Here is the logic behind the condition that must be satisfied:
Step 1: Let’s consider the card number as 1802909582961827
Step 2: As of now, just consider first 15 digits i.e., 180290958296182|7
Step 3: Now beginning from the left, start with the first number, take every second number and multiply it by 2 as shown here:
Starting from the first i.e., 1 and taking every second number, we will get the following numbers: 1 0 9 9 8 9 1 2
1 * 2 = 2
0 * 2 = 0
9 * 2 = 18
9 * 2 = 18
8 * 2 = 16
9 * 2 = 18
1 * 2 = 2
2 * 2 = 4
Step 4: Sum up the digits if the multiplication results in a 2 digit number. i.e., 18 => 1 + 8 = 9
This will give us all the result in a single digit number.

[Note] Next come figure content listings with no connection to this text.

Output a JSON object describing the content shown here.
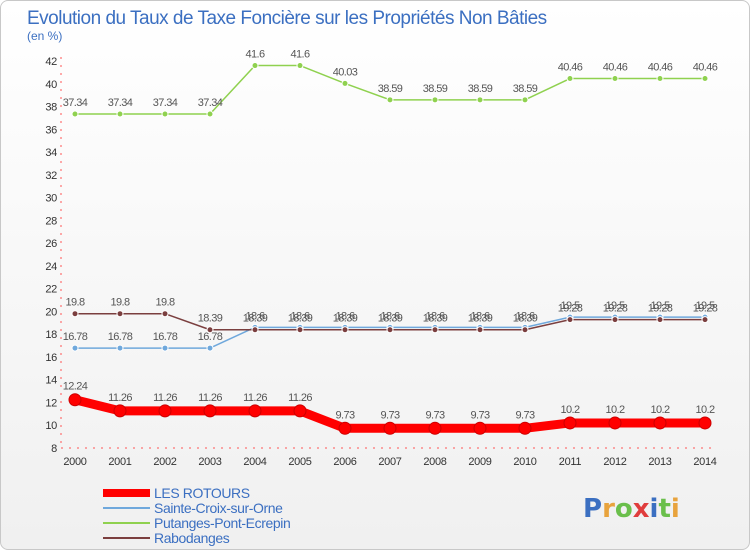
{
  "chart_data": {
    "type": "line",
    "title": "Evolution du Taux de Taxe Foncière sur les Propriétés Non Bâties",
    "subtitle": "(en %)",
    "x": [
      2000,
      2001,
      2002,
      2003,
      2004,
      2005,
      2006,
      2007,
      2008,
      2009,
      2010,
      2011,
      2012,
      2013,
      2014
    ],
    "ylim": [
      8,
      42
    ],
    "yticks": [
      8,
      10,
      12,
      14,
      16,
      18,
      20,
      22,
      24,
      26,
      28,
      30,
      32,
      34,
      36,
      38,
      40,
      42
    ],
    "grid": false,
    "legend_position": "bottom-left",
    "series": [
      {
        "name": "LES ROTOURS",
        "color": "#ff0000",
        "values": [
          12.24,
          11.26,
          11.26,
          11.26,
          11.26,
          11.26,
          9.73,
          9.73,
          9.73,
          9.73,
          9.73,
          10.2,
          10.2,
          10.2,
          10.2
        ],
        "labels": [
          "12.24",
          "11.26",
          "11.26",
          "11.26",
          "11.26",
          "11.26",
          "9.73",
          "9.73",
          "9.73",
          "9.73",
          "9.73",
          "10.2",
          "10.2",
          "10.2",
          "10.2"
        ]
      },
      {
        "name": "Sainte-Croix-sur-Orne",
        "color": "#6fa8dc",
        "values": [
          16.78,
          16.78,
          16.78,
          16.78,
          18.6,
          18.6,
          18.6,
          18.6,
          18.6,
          18.6,
          18.6,
          19.5,
          19.5,
          19.5,
          19.5
        ],
        "labels": [
          "16.78",
          "16.78",
          "16.78",
          "16.78",
          "18.6",
          "18.6",
          "18.6",
          "18.6",
          "18.6",
          "18.6",
          "18.6",
          "19.5",
          "19.5",
          "19.5",
          "19.5"
        ]
      },
      {
        "name": "Putanges-Pont-Ecrepin",
        "color": "#8fd14f",
        "values": [
          37.34,
          37.34,
          37.34,
          37.34,
          41.6,
          41.6,
          40.03,
          38.59,
          38.59,
          38.59,
          38.59,
          40.46,
          40.46,
          40.46,
          40.46
        ],
        "labels": [
          "37.34",
          "37.34",
          "37.34",
          "37.34",
          "41.6",
          "41.6",
          "40.03",
          "38.59",
          "38.59",
          "38.59",
          "38.59",
          "40.46",
          "40.46",
          "40.46",
          "40.46"
        ]
      },
      {
        "name": "Rabodanges",
        "color": "#7b3f3f",
        "values": [
          19.8,
          19.8,
          19.8,
          18.39,
          18.39,
          18.39,
          18.39,
          18.39,
          18.39,
          18.39,
          18.39,
          19.28,
          19.28,
          19.28,
          19.28
        ],
        "labels": [
          "19.8",
          "19.8",
          "19.8",
          "18.39",
          "18.39",
          "18.39",
          "18.39",
          "18.39",
          "18.39",
          "18.39",
          "18.39",
          "19.28",
          "19.28",
          "19.28",
          "19.28"
        ]
      }
    ]
  },
  "brand": {
    "letters": [
      "P",
      "r",
      "o",
      "x",
      "i",
      "t",
      "i"
    ],
    "colors": [
      "#3b6fc1",
      "#e8a33d",
      "#6abf4b",
      "#e03d3d",
      "#3b6fc1",
      "#6abf4b",
      "#e8a33d"
    ]
  }
}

So, we get : 2,0,9,9,7,9,2,4
Step 5: Now, Sum up all the single digits and all the digits left in the card number.
i.e., 2+0+9+9+7+9+2+4 + 8+2+0+5+2+6+8 = 73
Add the sum together. Now, what must be added to the sum obtained so that it is divisible by 10? In this case, it is 7
So, 73+ 7 = 80 which is divisible by 10.
This last digit so obtained is called as Checksum digit.
That’s the logic behind credit/debit card numbers.